AdaBoost is a classic boosting algorithm for combining multiple inaccurate classifiers produced by a weak learner, to produce a strong learner with arbitrarily high accuracy when given enough training data. Determining the optimal number of samples necessary to obtain a given accuracy of the strong learner, is a basic learning theoretic question. Larsen and Ritzert (NeurIPS'22) recently presented the first provably optimal weak-to-strong learner. However, their algorithm is somewhat complicated and it remains an intriguing question whether the prototypical boosting algorithm AdaBoost also makes optimal use of training samples.
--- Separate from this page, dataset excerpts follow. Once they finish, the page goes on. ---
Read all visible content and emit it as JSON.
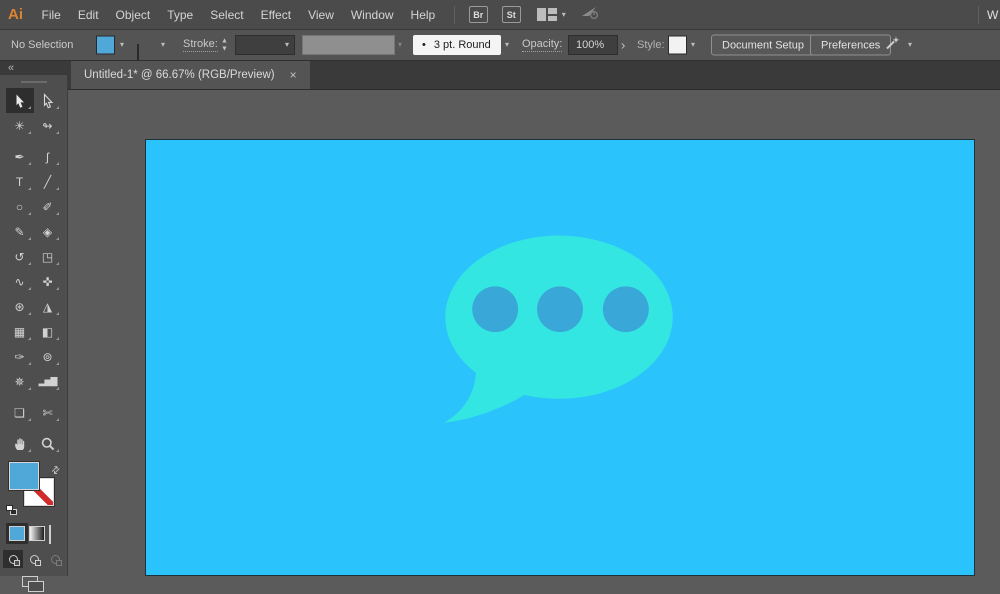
{
  "app": {
    "logo": "Ai",
    "workspace_clipped": "W"
  },
  "menubar": {
    "items": [
      "File",
      "Edit",
      "Object",
      "Type",
      "Select",
      "Effect",
      "View",
      "Window",
      "Help"
    ],
    "bridge_button": "Br",
    "style_button": "St"
  },
  "controlbar": {
    "selection_status": "No Selection",
    "stroke_label": "Stroke:",
    "brush_dot": "•",
    "brush_definition": "3 pt. Round",
    "opacity_label": "Opacity:",
    "opacity_value": "100%",
    "opacity_more": "›",
    "style_label": "Style:",
    "document_setup_button": "Document Setup",
    "preferences_button": "Preferences"
  },
  "tabbar": {
    "collapse_glyph": "«",
    "title": "Untitled-1* @ 66.67% (RGB/Preview)",
    "close_glyph": "×"
  },
  "toolbar": {
    "tools": [
      {
        "name": "selection-tool",
        "active": true
      },
      {
        "name": "direct-selection-tool"
      },
      {
        "name": "magic-wand-tool",
        "glyph": "✳"
      },
      {
        "name": "lasso-tool",
        "glyph": "↬"
      },
      {
        "name": "pen-tool",
        "glyph": "✒"
      },
      {
        "name": "curvature-tool",
        "glyph": "ʃ"
      },
      {
        "name": "type-tool",
        "glyph": "T"
      },
      {
        "name": "line-segment-tool",
        "glyph": "╱"
      },
      {
        "name": "ellipse-tool",
        "glyph": "○"
      },
      {
        "name": "paintbrush-tool",
        "glyph": "✐"
      },
      {
        "name": "shaper-tool",
        "glyph": "✎"
      },
      {
        "name": "eraser-tool",
        "glyph": "◈"
      },
      {
        "name": "rotate-tool",
        "glyph": "↺"
      },
      {
        "name": "scale-tool",
        "glyph": "◳"
      },
      {
        "name": "width-tool",
        "glyph": "∿"
      },
      {
        "name": "puppet-warp-tool",
        "glyph": "✜"
      },
      {
        "name": "shape-builder-tool",
        "glyph": "⊛"
      },
      {
        "name": "perspective-grid-tool",
        "glyph": "◮"
      },
      {
        "name": "mesh-tool",
        "glyph": "▦"
      },
      {
        "name": "gradient-tool",
        "glyph": "◧"
      },
      {
        "name": "eyedropper-tool",
        "glyph": "✑"
      },
      {
        "name": "blend-tool",
        "glyph": "⊚"
      },
      {
        "name": "symbol-sprayer-tool",
        "glyph": "✵"
      },
      {
        "name": "column-graph-tool",
        "glyph": "▂▅▇"
      },
      {
        "name": "artboard-tool",
        "glyph": "❏"
      },
      {
        "name": "slice-tool",
        "glyph": "✄"
      },
      {
        "name": "hand-tool"
      },
      {
        "name": "zoom-tool"
      }
    ],
    "swap_glyph": "⇄"
  },
  "swatches": {
    "fill": "#4FA8D8",
    "none_red": "#D22B2B"
  },
  "canvas": {
    "artboard": "#2AC3FC",
    "bubble": "#33E6E2",
    "dot": "#39A7D7"
  }
}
In this work, we answer this question in the negative. Concretely, we show that the sample complexity of AdaBoost, and other classic variations thereof, are sub-optimal by at least one logarithmic factor in the desired accuracy of the strong learner.
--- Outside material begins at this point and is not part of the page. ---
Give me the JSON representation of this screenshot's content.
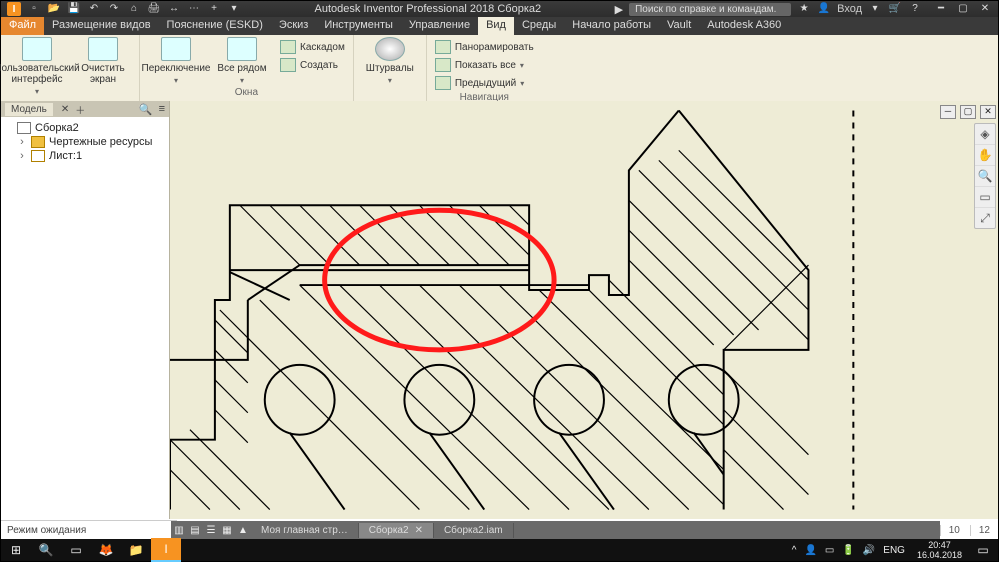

翻译：AdaBoost是一种经典的集成学习算法，其通过组合弱学习器生成的多个不精确分类器，在给定足够训练数据时，能够构建出任意高精度的强学习器。确定获取强学习器特定精度所需的最优样本数量，是学习理论中的基本问题。Larsen与Ritzert（NeurIPS'22）近期提出了首个被证明为最优的弱到强学习器。然而，该算法相对复杂，而原型提升算法AdaBoost是否也能最优地利用训练样本仍是一个引人关注的问题。本研究对此问题给出了否定回答。具体而言，我们证明AdaBoost及其经典变体的样本复杂度在强学习器期望精度上至少存在一个对数因子的次优性。